Esto podría explicar la incomprensible inactividad de Mariano, cuando, teniéndolo todo de cara, podría haber presionado y presionado hasta haber conseguido anticipar las elecciones. Pero claro, Mariano tiene un problema: se va por las patas abajo de pensar que podrían acusarle de «crispar» (cuando lo que verdaderamente crispa al respetable son las genialidades, agresiones dialécticas y no tan dialécticas, mentiras y prohibiciones del Gobierno). Está preso en la telaraña de la corrección política y no puede hacer nada sin dejar de pensar qué dirán de él (empezando por Arriola y terminando por la bancada socialista del Congreso).

Pero hay otro factor más: la comodidad. ¿Para qué tendría que mojarse él, o Hamlet das Rías Baixas, si hay otra gente dispuesta a hacer el trabajo? Mientras él mira por la ventana en dirección a Pontevedra, acariciándose las barbas y pensando: «Sher o no sher… Éshta esh la cueshtión…» otros aguantarán la pancarta, otros presentarán las querellas, otros escribirán en los diarios, otros meterán ruido… Otros, en fin, harán el trabajo sucio. No él. ¿Para qué iba él a hacer ese trabajo sucio? Bueno, ni él ni su cuadrilla. De hecho, ni siquiera algunos/as funcionarios/as del partido que creen que por el mero hecho de serlo ya se desplazan dos metros por encima de las personas normales como ustedes o yo.

De esta manera, nos encontramos con que en medio de la batalla política (más cercana al género chico que a la alta comedia o también considerada como querelle des buffons), quienes intentamos razonar y ver los pros y los contras del candidato (sobre todo porque no debemos pleitesía a ningún partido), nos encontramos apostrofados de la siguiente manera, al decir de José Joaquín de Mora en fecha tan lejana como 1853…

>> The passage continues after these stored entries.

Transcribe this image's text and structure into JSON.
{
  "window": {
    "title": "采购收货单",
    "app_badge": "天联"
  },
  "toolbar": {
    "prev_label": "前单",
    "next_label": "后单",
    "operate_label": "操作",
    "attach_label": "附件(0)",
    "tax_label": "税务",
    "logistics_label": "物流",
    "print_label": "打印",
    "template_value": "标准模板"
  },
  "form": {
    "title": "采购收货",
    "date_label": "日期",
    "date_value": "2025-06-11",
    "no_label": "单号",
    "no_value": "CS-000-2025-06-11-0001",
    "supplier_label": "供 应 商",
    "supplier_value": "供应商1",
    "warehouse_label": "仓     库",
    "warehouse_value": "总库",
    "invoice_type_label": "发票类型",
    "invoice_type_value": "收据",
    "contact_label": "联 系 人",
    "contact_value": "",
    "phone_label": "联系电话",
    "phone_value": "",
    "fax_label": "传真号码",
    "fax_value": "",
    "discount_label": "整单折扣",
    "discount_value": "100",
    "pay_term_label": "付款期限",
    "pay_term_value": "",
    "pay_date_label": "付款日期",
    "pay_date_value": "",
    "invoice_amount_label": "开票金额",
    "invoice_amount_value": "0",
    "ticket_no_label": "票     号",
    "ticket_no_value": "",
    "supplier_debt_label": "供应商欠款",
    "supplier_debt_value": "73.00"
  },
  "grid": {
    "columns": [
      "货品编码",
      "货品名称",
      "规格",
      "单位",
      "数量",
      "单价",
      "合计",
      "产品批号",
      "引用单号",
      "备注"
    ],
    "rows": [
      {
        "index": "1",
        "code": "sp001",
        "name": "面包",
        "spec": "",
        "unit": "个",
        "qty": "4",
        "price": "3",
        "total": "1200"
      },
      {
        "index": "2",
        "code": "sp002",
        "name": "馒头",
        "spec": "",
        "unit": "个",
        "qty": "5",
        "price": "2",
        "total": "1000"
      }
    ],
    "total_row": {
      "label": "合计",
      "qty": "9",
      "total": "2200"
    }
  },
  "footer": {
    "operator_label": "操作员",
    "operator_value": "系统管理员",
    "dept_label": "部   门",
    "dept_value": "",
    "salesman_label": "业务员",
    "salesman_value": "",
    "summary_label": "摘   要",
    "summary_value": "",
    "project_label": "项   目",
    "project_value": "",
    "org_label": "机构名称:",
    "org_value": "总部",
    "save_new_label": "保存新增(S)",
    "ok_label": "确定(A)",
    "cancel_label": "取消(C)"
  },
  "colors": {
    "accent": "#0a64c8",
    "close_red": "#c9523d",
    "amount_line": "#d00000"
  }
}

Si no eres de Voltaire, eres de Ignacio.
Incrédulo has de ser o jesuita:
Entre los dos extremos no hay espacio.
Hombre sensato que el exceso evita
y usa de la razón el puro idioma
de ambas facciones el enojo excita.    

En todo caso, que no se las prometan muy felices en el PP. Les puede ocurrir que si abandonan a su suerte a los españoles, éstos encontrarán una solución por sí mismos (dado que no se puede confiar en que quienes hemos elegido lo hagan); resultando así que después no les necesiten para nada y no les puedan domesticar como hasta ahora. Y no: que ZP sea (junto con Fernando VII) el peor gobernante de nuestra historia como nación no hace automáticamente bueno a Rajoy. No esperen que les hagamos siempre el trabajo sucio.